A vítima, residente na província de Sofala, deu entrada na unidade sanitária no dia 10 de Fevereiro, após sofrer um acidente de viação. De acordo com os familiares, o estado clínico do paciente era grave e exigia uma intervenção cirúrgica urgente. No entanto, o procedimento terá sido adiado durante cinco dias devido à exigência de um pagamento ilícito por parte de um médico da instituição.

A família denuncia que o profissional de saúde condicionou a realização da cirurgia ao pagamento de 22 mil meticais, alegando a existência de uma longa lista de espera e a necessidade de "agilizar" o processo. Após negociações, o valor terá sido reduzido para 16.100 meticais.

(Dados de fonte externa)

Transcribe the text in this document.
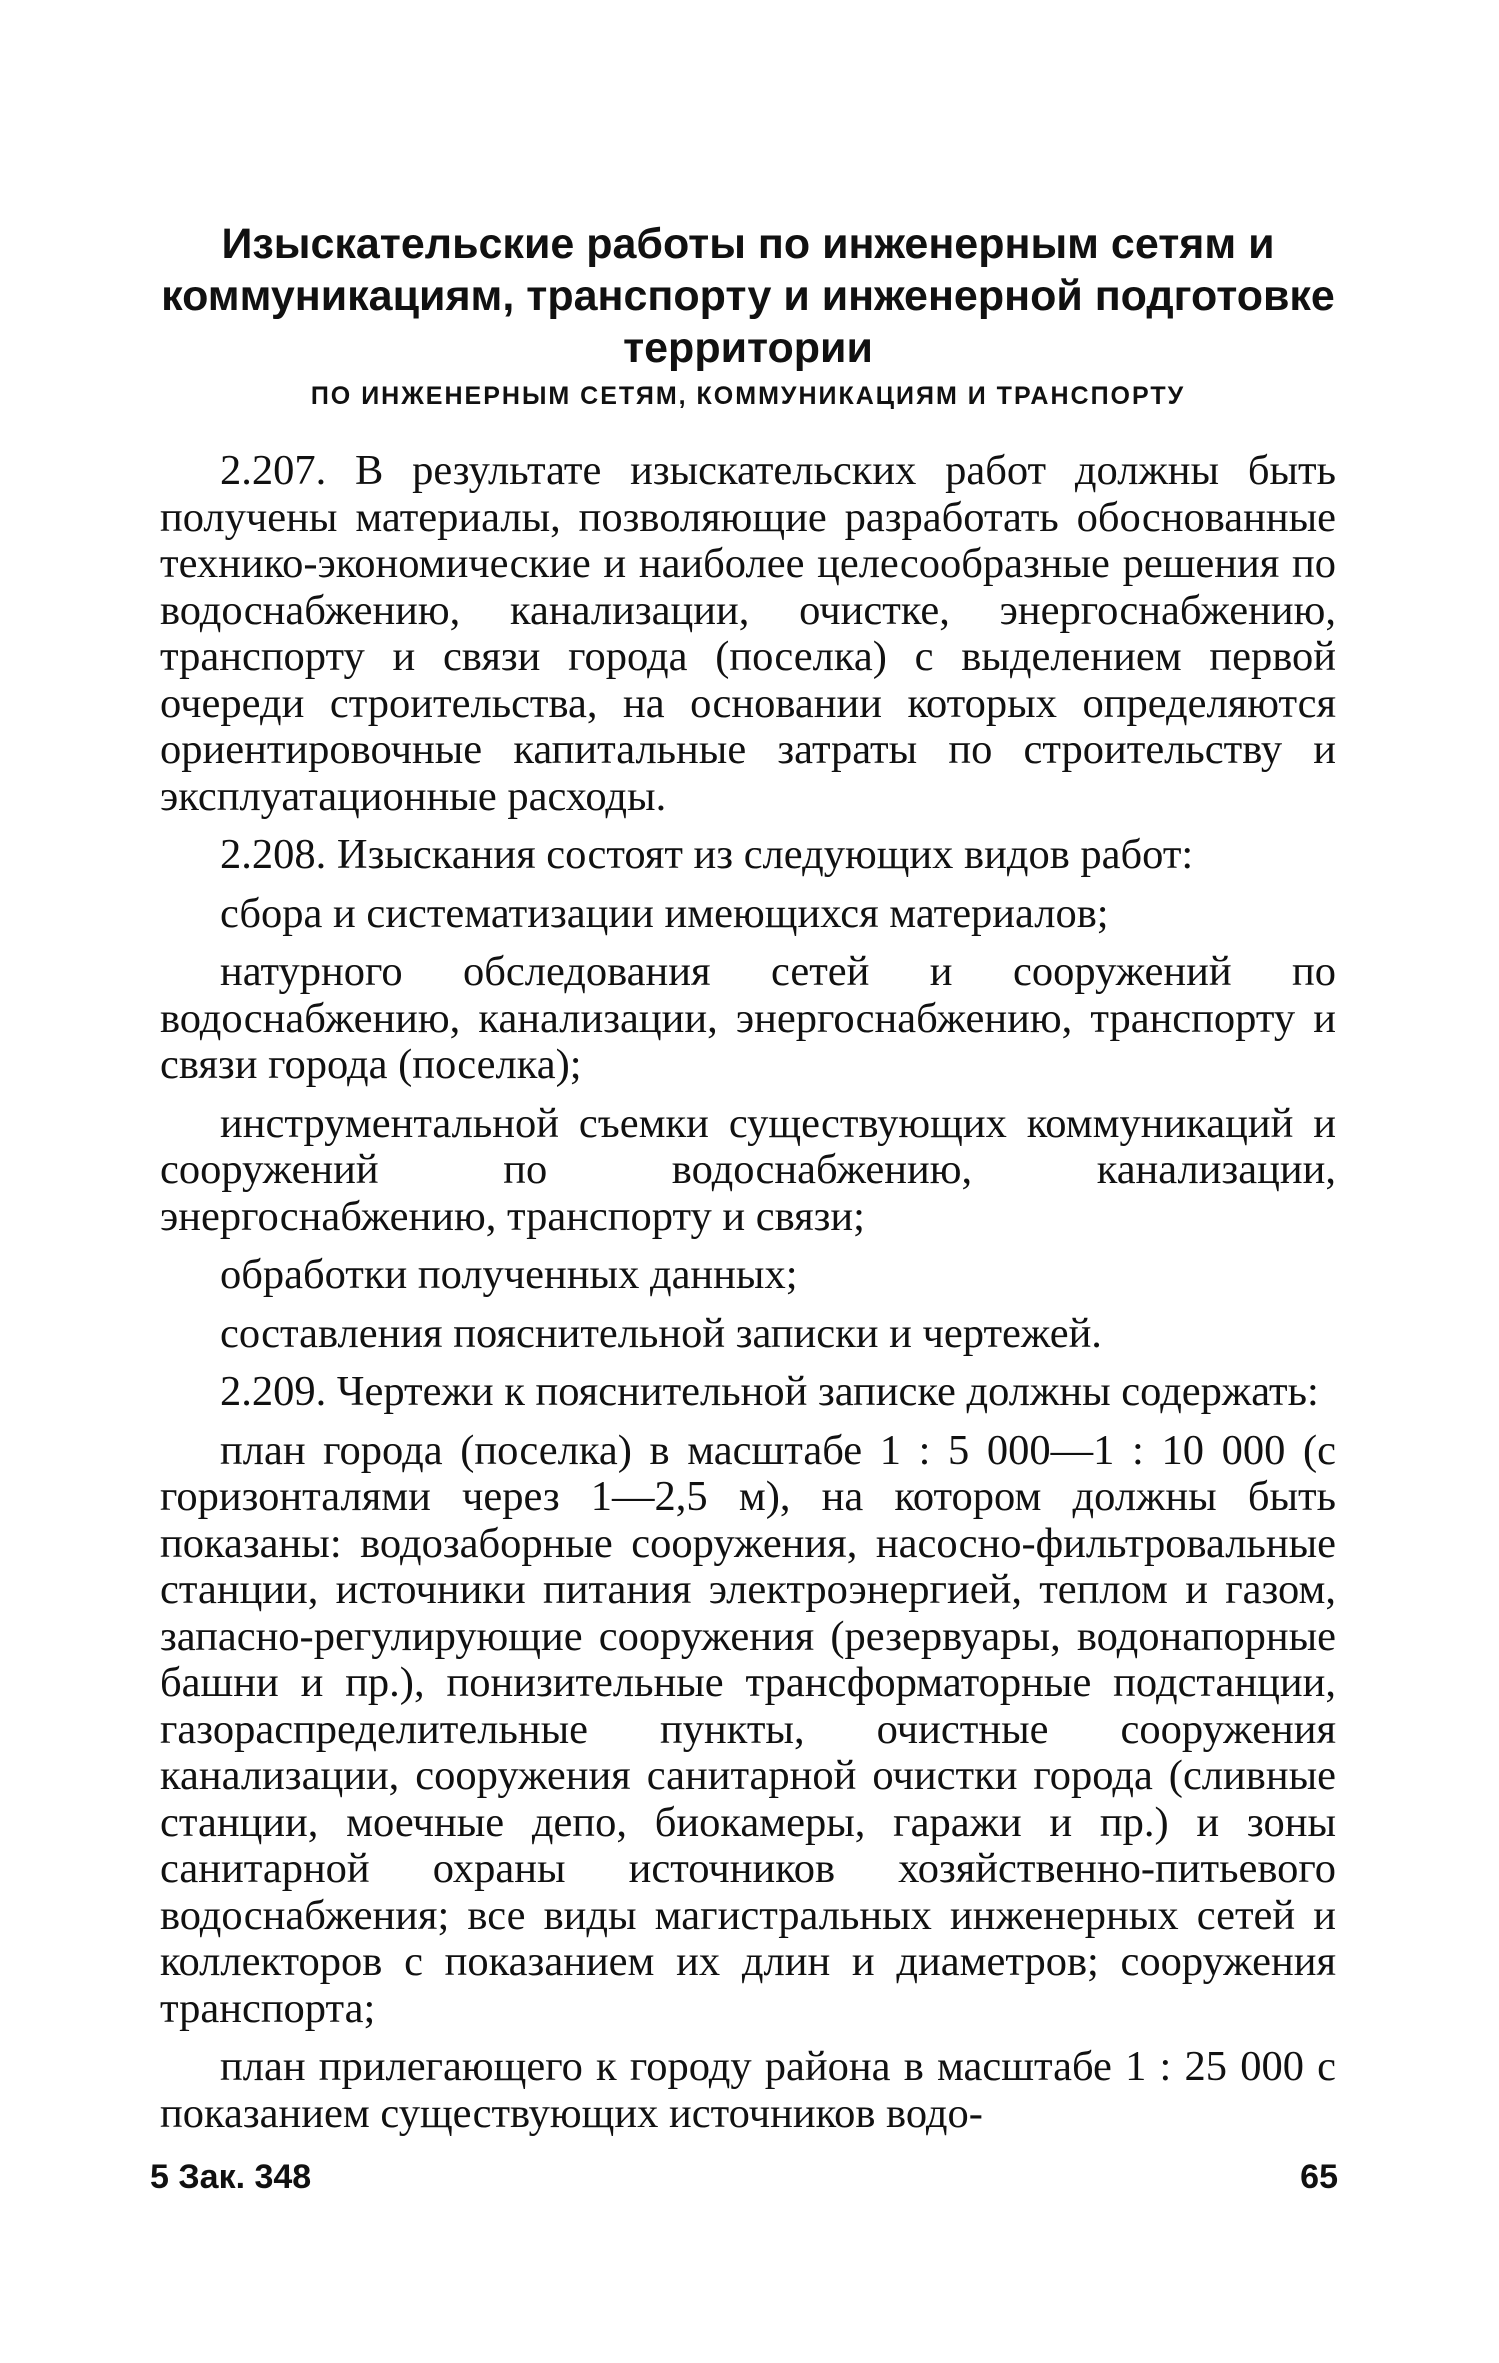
Изыскательские работы по инженерным сетям и коммуникациям, транспорту и инженерной подготовке территории
ПО ИНЖЕНЕРНЫМ СЕТЯМ, КОММУНИКАЦИЯМ И ТРАНСПОРТУ

2.207. В результате изыскательских работ должны быть получены материалы, позволяющие разработать обоснованные технико-экономические и наиболее целесообразные решения по водоснабжению, канализации, очистке, энергоснабжению, транспорту и связи города (поселка) с выделением первой очереди строительства, на основании которых определяются ориентировочные капитальные затраты по строительству и эксплуатационные расходы.

2.208. Изыскания состоят из следующих видов работ:

сбора и систематизации имеющихся материалов;

натурного обследования сетей и сооружений по водоснабжению, канализации, энергоснабжению, транспорту и связи города (поселка);

инструментальной съемки существующих коммуникаций и сооружений по водоснабжению, канализации, энергоснабжению, транспорту и связи;

обработки полученных данных;

составления пояснительной записки и чертежей.

2.209. Чертежи к пояснительной записке должны содержать:

план города (поселка) в масштабе 1 : 5 000—1 : 10 000 (с горизонталями через 1—2,5 м), на котором должны быть показаны: водозаборные сооружения, насосно-фильтровальные станции, источники питания электроэнергией, теплом и газом, запасно-регулирующие сооружения (резервуары, водонапорные башни и пр.), понизительные трансформаторные подстанции, газораспределительные пункты, очистные сооружения канализации, сооружения санитарной очистки города (сливные станции, моечные депо, биокамеры, гаражи и пр.) и зоны санитарной охраны источников хозяйственно-питьевого водоснабжения; все виды магистральных инженерных сетей и коллекторов с показанием их длин и диаметров; сооружения транспорта;

план прилегающего к городу района в масштабе 1 : 25 000 с показанием существующих источников водо-

5 Зак. 348	65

Desesperados com a demora e a gravidade do estado do parente, os familiares efectuaram uma transferência de 15.100 meticais, via carteira móvel, para o número indicado pelo médico. Contudo, mesmo após a apresentação do comprovativo de pagamento, a cirurgia não foi realizada de imediato. O clínico, ainda segundo a família, alegou que o montante era insuficiente para a aquisição de medicamentos e bolsas de sangue — insumos que, por lei, deveriam ser integralmente assegurados pelo Serviço Nacional de Saúde.

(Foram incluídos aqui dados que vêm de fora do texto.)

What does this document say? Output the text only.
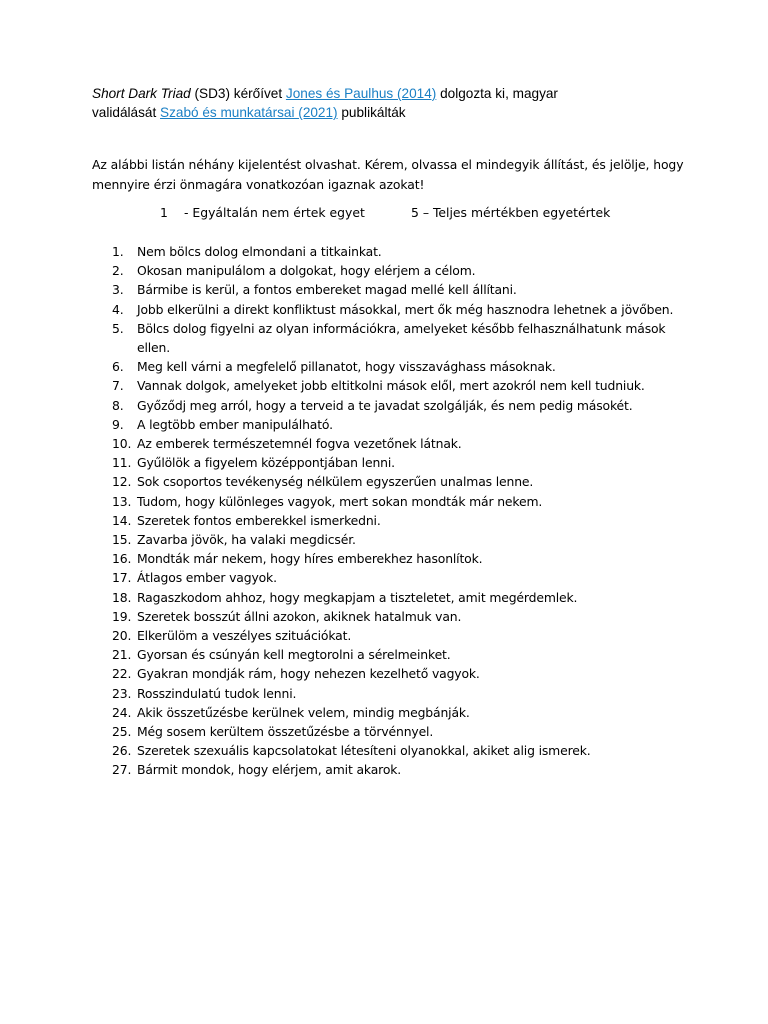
Short Dark Triad (SD3) kérőívet Jones és Paulhus (2014) dolgozta ki, magyar
validálását Szabó és munkatársai (2021) publikálták
Az alábbi listán néhány kijelentést olvashat. Kérem, olvassa el mindegyik állítást, és jelölje, hogy mennyire érzi önmagára vonatkozóan igaznak azokat!
1 - Egyáltalán nem értek egyet	5 – Teljes mértékben egyetértek
1.	Nem bölcs dolog elmondani a titkainkat.
2.	Okosan manipulálom a dolgokat, hogy elérjem a célom.
3.	Bármibe is kerül, a fontos embereket magad mellé kell állítani.
4.	Jobb elkerülni a direkt konfliktust másokkal, mert ők még hasznodra lehetnek a jövőben.
5.	Bölcs dolog figyelni az olyan információkra, amelyeket később felhasználhatunk mások ellen.
6.	Meg kell várni a megfelelő pillanatot, hogy visszavághass másoknak.
7.	Vannak dolgok, amelyeket jobb eltitkolni mások elől, mert azokról nem kell tudniuk.
8.	Győződj meg arról, hogy a terveid a te javadat szolgálják, és nem pedig másokét.
9.	A legtöbb ember manipulálható.
10. Az emberek természetemnél fogva vezetőnek látnak.
11. Gyűlölök a figyelem középpontjában lenni.
12. Sok csoportos tevékenység nélkülem egyszerűen unalmas lenne.
13. Tudom, hogy különleges vagyok, mert sokan mondták már nekem.
14. Szeretek fontos emberekkel ismerkedni.
15. Zavarba jövök, ha valaki megdicsér.
16. Mondták már nekem, hogy híres emberekhez hasonlítok.
17. Átlagos ember vagyok.
18. Ragaszkodom ahhoz, hogy megkapjam a tiszteletet, amit megérdemlek.
19. Szeretek bosszút állni azokon, akiknek hatalmuk van.
20. Elkerülöm a veszélyes szituációkat.
21. Gyorsan és csúnyán kell megtorolni a sérelmeinket.
22. Gyakran mondják rám, hogy nehezen kezelhető vagyok.
23. Rosszindulatú tudok lenni.
24. Akik összetűzésbe kerülnek velem, mindig megbánják.
25. Még sosem kerültem összetűzésbe a törvénnyel.
26. Szeretek szexuális kapcsolatokat létesíteni olyanokkal, akiket alig ismerek.
27. Bármit mondok, hogy elérjem, amit akarok.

A intervenção cirúrgica acabou por acontecer, mas, na perspectiva dos denunciantes, já era tarde demais. O paciente não resistiu às complicações e veio a óbito. A família atribui a morte directamente à demora no atendimento e à suposta extorsão de que foi alvo.

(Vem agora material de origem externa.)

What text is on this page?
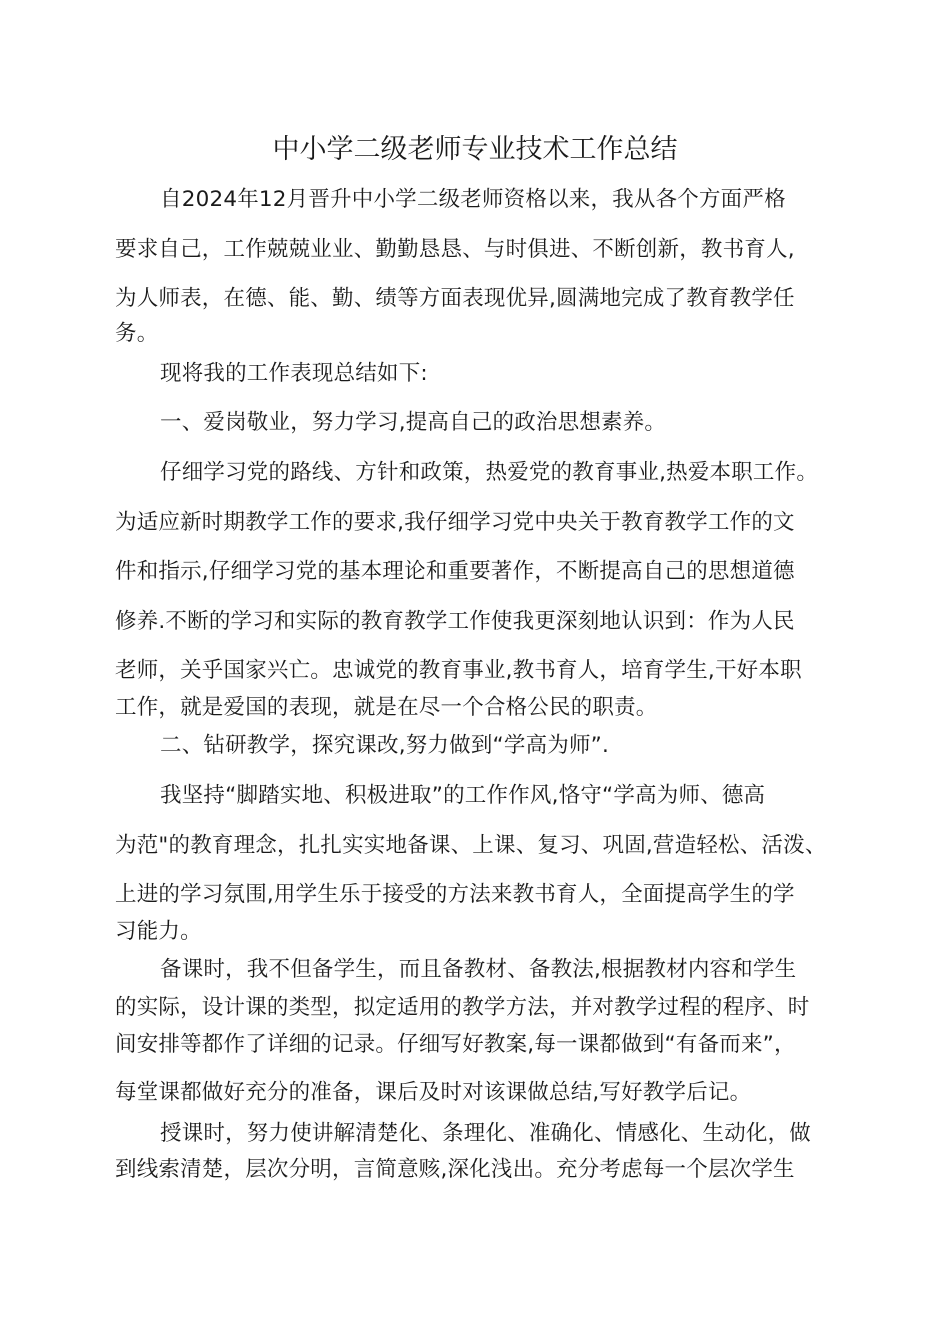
中小学二级老师专业技术工作总结
自2024年12月晋升中小学二级老师资格以来，我从各个方面严格
要求自己，工作兢兢业业、勤勤恳恳、与时俱进、不断创新，教书育人,
为人师表，在德、能、勤、绩等方面表现优异,圆满地完成了教育教学任
务。
现将我的工作表现总结如下:
一、爱岗敬业，努力学习,提高自己的政治思想素养。
仔细学习党的路线、方针和政策，热爱党的教育事业,热爱本职工作。
为适应新时期教学工作的要求,我仔细学习党中央关于教育教学工作的文
件和指示,仔细学习党的基本理论和重要著作，不断提高自己的思想道德
修养.不断的学习和实际的教育教学工作使我更深刻地认识到：作为人民
老师，关乎国家兴亡。忠诚党的教育事业,教书育人，培育学生,干好本职
工作，就是爱国的表现，就是在尽一个合格公民的职责。
二、钻研教学，探究课改,努力做到“学高为师”.
我坚持“脚踏实地、积极进取”的工作作风,恪守“学高为师、德高
为范"的教育理念，扎扎实实地备课、上课、复习、巩固,营造轻松、活泼、
上进的学习氛围,用学生乐于接受的方法来教书育人，全面提高学生的学
习能力。
备课时，我不但备学生，而且备教材、备教法,根据教材内容和学生
的实际，设计课的类型，拟定适用的教学方法，并对教学过程的程序、时
间安排等都作了详细的记录。仔细写好教案,每一课都做到“有备而来”，
每堂课都做好充分的准备，课后及时对该课做总结,写好教学后记。
授课时，努力使讲解清楚化、条理化、准确化、情感化、生动化，做
到线索清楚，层次分明，言简意赅,深化浅出。充分考虑每一个层次学生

“Temos os comprovativos das transferências e todas as conversas guardadas. O que queremos é justiça. Pagámos para salvar uma vida, mas acabámos por financiar a morte do nosso familiar”, desabafou um dos parentes, em declarações à imprensa.

Até ao momento, a direcção do Hospital de Vilankulos não se pronunciou oficialmente sobre o caso. Fontes do sector da saúde contactadas pela nossa reportagem sublinham que a cobrança indevida em unidades públicas constitui uma infracção disciplinar grave e pode configurar crime, devendo ser investigada com celeridade.

Organizações da sociedade civil já reagiram, alertando que práticas de corrupção no sistema de saúde fragilizam a confiança dos cidadãos e, como neste caso, colocam vidas em risco. Defendem que o episódio seja apurado com transparência e que os responsáveis sejam exemplarmente punidos.

A família da vítima aguarda agora pela intervenção das autoridades judiciais na expectativa de que o caso não fique impune e que a morte do seu ente querido não seja apenas mais uma estatística na lista de vítimas da negligência e corrupção no país.